2. Otherwise he uses either {‘HEIGHTS[i+1] -‘HEIGHTS[i]} bricks or just 1 ladder to climb up to the next building.
Having a limited number of bricks say ‘BRICKS’ and a limited number of ladders say ‘LADDERS’ in his Ninja pocket, he wants to know which is the farthest building he can travel up to if he uses the bricks and ladders optimally.
As Ninja is weak in mathematics so he asks for your help, can you help Ninja to find the maximum index of the building he can reach up to(1 based indexing)?
Input Format:
The first line of input contains an integer ‘T’ denoting the number of test cases. Then each test case follows.
The first line of each test case contains three integers ‘N’, ‘BRICKS’ and ‘LADDERS’ denoting the number of buildings, number of bricks, and number of ladders respectively.
The second line contains ‘N’ space-separated distinct integers where the ith integer denotes the height of the ith building.
Output format:
For each test case, print a single line containing a single integer, denoting the maximum index of the building chef can travel up to using the bricks and ladders optimally.
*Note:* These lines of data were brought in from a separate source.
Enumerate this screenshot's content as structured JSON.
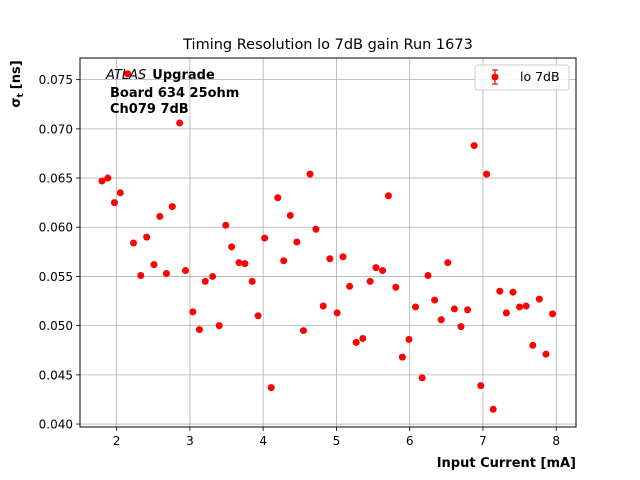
{
  "chart_data": {
    "type": "scatter",
    "title": "Timing Resolution lo 7dB gain Run 1673",
    "xlabel": "Input Current [mA]",
    "ylabel_main": "σ",
    "ylabel_sub": "t",
    "ylabel_unit": "[ns]",
    "xlim": [
      1.5,
      8.27
    ],
    "ylim": [
      0.0397,
      0.0772
    ],
    "xticks": [
      2,
      3,
      4,
      5,
      6,
      7,
      8
    ],
    "yticks": [
      0.04,
      0.045,
      0.05,
      0.055,
      0.06,
      0.065,
      0.07,
      0.075
    ],
    "ytick_labels": [
      "0.040",
      "0.045",
      "0.050",
      "0.055",
      "0.060",
      "0.065",
      "0.070",
      "0.075"
    ],
    "grid": true,
    "legend_position": "top-right",
    "annotation": {
      "experiment": "ATLAS",
      "tag": "Upgrade",
      "line2": "Board 634 25ohm",
      "line3": "Ch079 7dB"
    },
    "series": [
      {
        "name": "lo 7dB",
        "color": "#ff0000",
        "points": [
          [
            1.8,
            0.0647
          ],
          [
            1.88,
            0.065
          ],
          [
            1.97,
            0.0625
          ],
          [
            2.05,
            0.0635
          ],
          [
            2.15,
            0.0756
          ],
          [
            2.23,
            0.0584
          ],
          [
            2.33,
            0.0551
          ],
          [
            2.41,
            0.059
          ],
          [
            2.51,
            0.0562
          ],
          [
            2.59,
            0.0611
          ],
          [
            2.68,
            0.0553
          ],
          [
            2.76,
            0.0621
          ],
          [
            2.86,
            0.0706
          ],
          [
            2.94,
            0.0556
          ],
          [
            3.04,
            0.0514
          ],
          [
            3.13,
            0.0496
          ],
          [
            3.21,
            0.0545
          ],
          [
            3.31,
            0.055
          ],
          [
            3.4,
            0.05
          ],
          [
            3.49,
            0.0602
          ],
          [
            3.57,
            0.058
          ],
          [
            3.67,
            0.0564
          ],
          [
            3.75,
            0.0563
          ],
          [
            3.85,
            0.0545
          ],
          [
            3.93,
            0.051
          ],
          [
            4.02,
            0.0589
          ],
          [
            4.11,
            0.0437
          ],
          [
            4.2,
            0.063
          ],
          [
            4.28,
            0.0566
          ],
          [
            4.37,
            0.0612
          ],
          [
            4.46,
            0.0585
          ],
          [
            4.55,
            0.0495
          ],
          [
            4.64,
            0.0654
          ],
          [
            4.72,
            0.0598
          ],
          [
            4.82,
            0.052
          ],
          [
            4.91,
            0.0568
          ],
          [
            5.01,
            0.0513
          ],
          [
            5.09,
            0.057
          ],
          [
            5.18,
            0.054
          ],
          [
            5.27,
            0.0483
          ],
          [
            5.36,
            0.0487
          ],
          [
            5.46,
            0.0545
          ],
          [
            5.54,
            0.0559
          ],
          [
            5.63,
            0.0556
          ],
          [
            5.71,
            0.0632
          ],
          [
            5.81,
            0.0539
          ],
          [
            5.9,
            0.0468
          ],
          [
            5.99,
            0.0486
          ],
          [
            6.08,
            0.0519
          ],
          [
            6.17,
            0.0447
          ],
          [
            6.25,
            0.0551
          ],
          [
            6.34,
            0.0526
          ],
          [
            6.43,
            0.0506
          ],
          [
            6.52,
            0.0564
          ],
          [
            6.61,
            0.0517
          ],
          [
            6.7,
            0.0499
          ],
          [
            6.79,
            0.0516
          ],
          [
            6.88,
            0.0683
          ],
          [
            6.97,
            0.0439
          ],
          [
            7.05,
            0.0654
          ],
          [
            7.14,
            0.0415
          ],
          [
            7.23,
            0.0535
          ],
          [
            7.32,
            0.0513
          ],
          [
            7.41,
            0.0534
          ],
          [
            7.5,
            0.0519
          ],
          [
            7.59,
            0.052
          ],
          [
            7.68,
            0.048
          ],
          [
            7.77,
            0.0527
          ],
          [
            7.86,
            0.0471
          ],
          [
            7.95,
            0.0512
          ]
        ]
      }
    ]
  }
}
The output of every test case will be printed in a separate line.
Note :
You don’t have to print anything, it has already been taken care of. Just implement the given function.
Constraints
1 <= T <=10
2 <= N <= 10 ^ 5
1 <= HEIGHTS[i] <= 10 ^ 6
0 <= ‘BRICKS’<= 10 ^ 4
0 <=’LADDERS’ < N
Where ‘T’ denotes the number of test cases, ‘N’ denotes the size of ‘HEIGHTS’ and ‘HEIGHT[i]’ denotes the height of the ith building, ‘BRICKS’ denotes the number of bricks and ‘LADDERS’ denote the number of ladders.
Time limit: 1 second
Approaches
Complete Algorithm :
- We need to think greedily. Assume currently Ninja is standing at building ‘idx’ and ‘HEIGHTS[idx + 1]’ > ‘HEIGHTS[idx]’. When is it optimal for Ninja to use bricks to get to the next building and when should he use a ladder?
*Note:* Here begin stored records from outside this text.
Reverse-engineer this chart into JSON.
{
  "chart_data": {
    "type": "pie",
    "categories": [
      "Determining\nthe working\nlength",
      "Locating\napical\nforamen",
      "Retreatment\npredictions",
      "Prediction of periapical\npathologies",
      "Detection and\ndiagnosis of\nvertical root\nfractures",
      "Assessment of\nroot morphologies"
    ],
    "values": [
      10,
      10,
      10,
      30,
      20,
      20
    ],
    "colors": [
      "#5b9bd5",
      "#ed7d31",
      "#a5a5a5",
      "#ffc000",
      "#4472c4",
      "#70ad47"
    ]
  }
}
- Suppose we are checking whether Ninja can travel till index ‘idx’ and there are m increments he needs to do in the path from 0 to ‘idx’. It’s important to note that out of these m increments, it is always optimal to use a ladder for larger increments i.e suppose he needs to do an increment of height 5 and one of height 3, it’s always optimal to use a ladder for the increment of size 5. This way we use 1 ladder and 3 bricks otherwise we would have to use 1 ladder and 5 bricks. This way we can always save bricks for lower increments, and thus it increases our chance for more increments.
- So for every building ‘idx’ from 1 to ‘N’ this is how we check if building i is reachable or not:
- Keep a multiset ‘store’ which will store all the increments in height we need to do to reach building ‘idx’.
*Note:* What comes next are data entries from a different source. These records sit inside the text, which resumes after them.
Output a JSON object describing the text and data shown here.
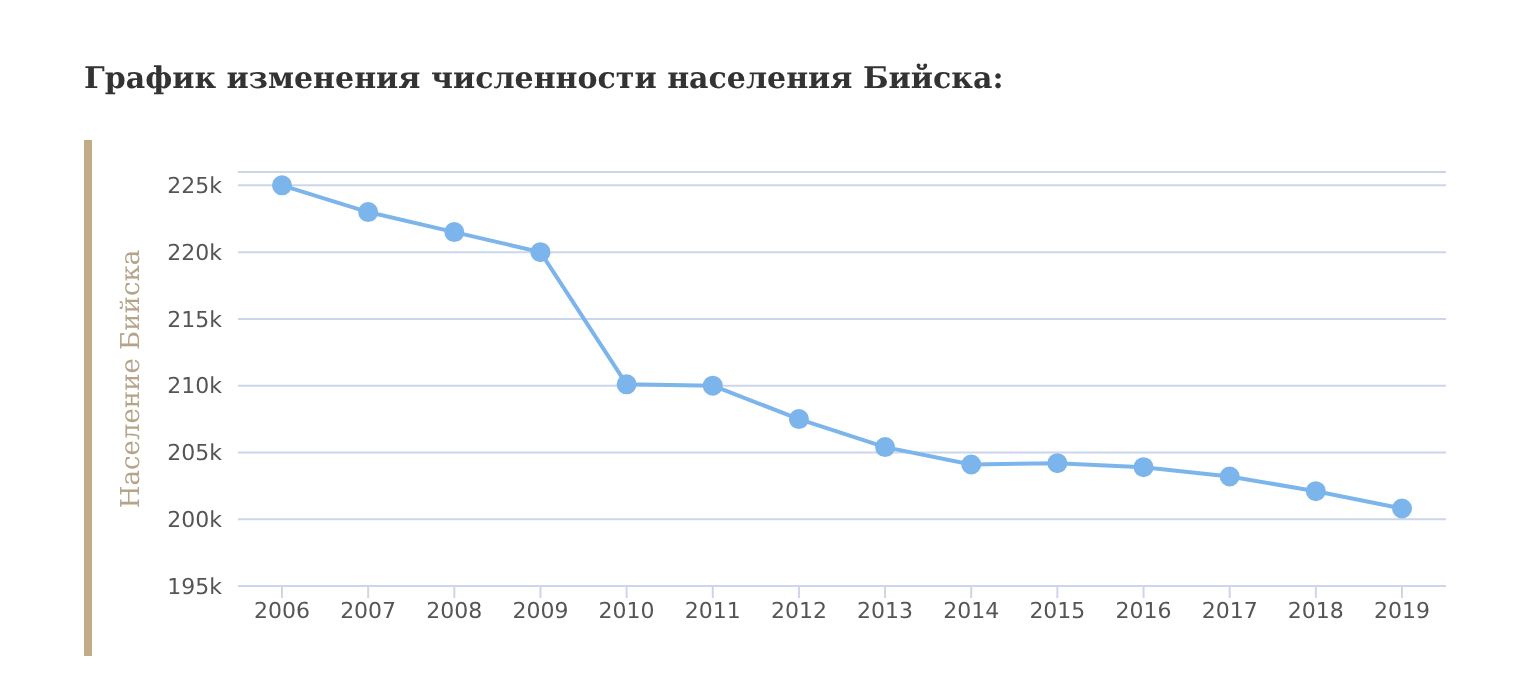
{
  "chart_data": {
    "type": "line",
    "title": "График изменения численности населения Бийска:",
    "ylabel": "Население Бийска",
    "categories": [
      "2006",
      "2007",
      "2008",
      "2009",
      "2010",
      "2011",
      "2012",
      "2013",
      "2014",
      "2015",
      "2016",
      "2017",
      "2018",
      "2019"
    ],
    "series": [
      {
        "color": "#7cb5ec",
        "values": [
          225000,
          223000,
          221500,
          220000,
          210100,
          210000,
          207500,
          205400,
          204100,
          204200,
          203900,
          203200,
          202100,
          200800
        ]
      }
    ],
    "ylim": [
      195000,
      226000
    ],
    "yticks": [
      {
        "value": 195000,
        "label": "195k"
      },
      {
        "value": 200000,
        "label": "200k"
      },
      {
        "value": 205000,
        "label": "205k"
      },
      {
        "value": 210000,
        "label": "210k"
      },
      {
        "value": 215000,
        "label": "215k"
      },
      {
        "value": 220000,
        "label": "220k"
      },
      {
        "value": 225000,
        "label": "225k"
      }
    ],
    "grid": "y",
    "marker": "circle",
    "line_style": "solid"
  }
}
- If the size of this multiset ‘store’ is less than the value of LADDERS’ then it is always possible to reach this building i.e building with index ‘idx’.(We can use that number of ladders).
- Otherwise, we will use ladders for the max ‘ladder’ number of increments and check if the sum of the rest increments is smaller than or equal to the number of bricks. If it is, then it’s possible to reach the building ‘idx’, otherwise not.
In the previous approach we were calculating the ‘store’ multiset every time from index 1 to ‘idx’ though we just needed to find the correct location of the current increment(if any) amongst the previous increments encountered. More formally, we need to find a way to insert a value in an already sorted array, and then check if this new value is one of the max ‘ladder’ values or not.
Steps:
- We will employ a min heap priority queue which supports finding and removing the smallest value in this queue.
- Keep inserting increments in the queue till the size of the queue is not greater than the value of ‘ladder’.
- When the size of the queue is ‘ladder’ + 1, decrease the top value (i.e the smallest value) of the queue from the ‘bricks’ and pop it from the queue. This small value will be compensated by bricks.
- Continue the process till ‘bricks’ is not smaller than 0.
- The first index where the value of ‘bricks’ is less than 0 is the farthest index Ninja can travel up to. If ‘bricks’ remain non zero till the end of the ‘HEIGHTS’, return ‘N’.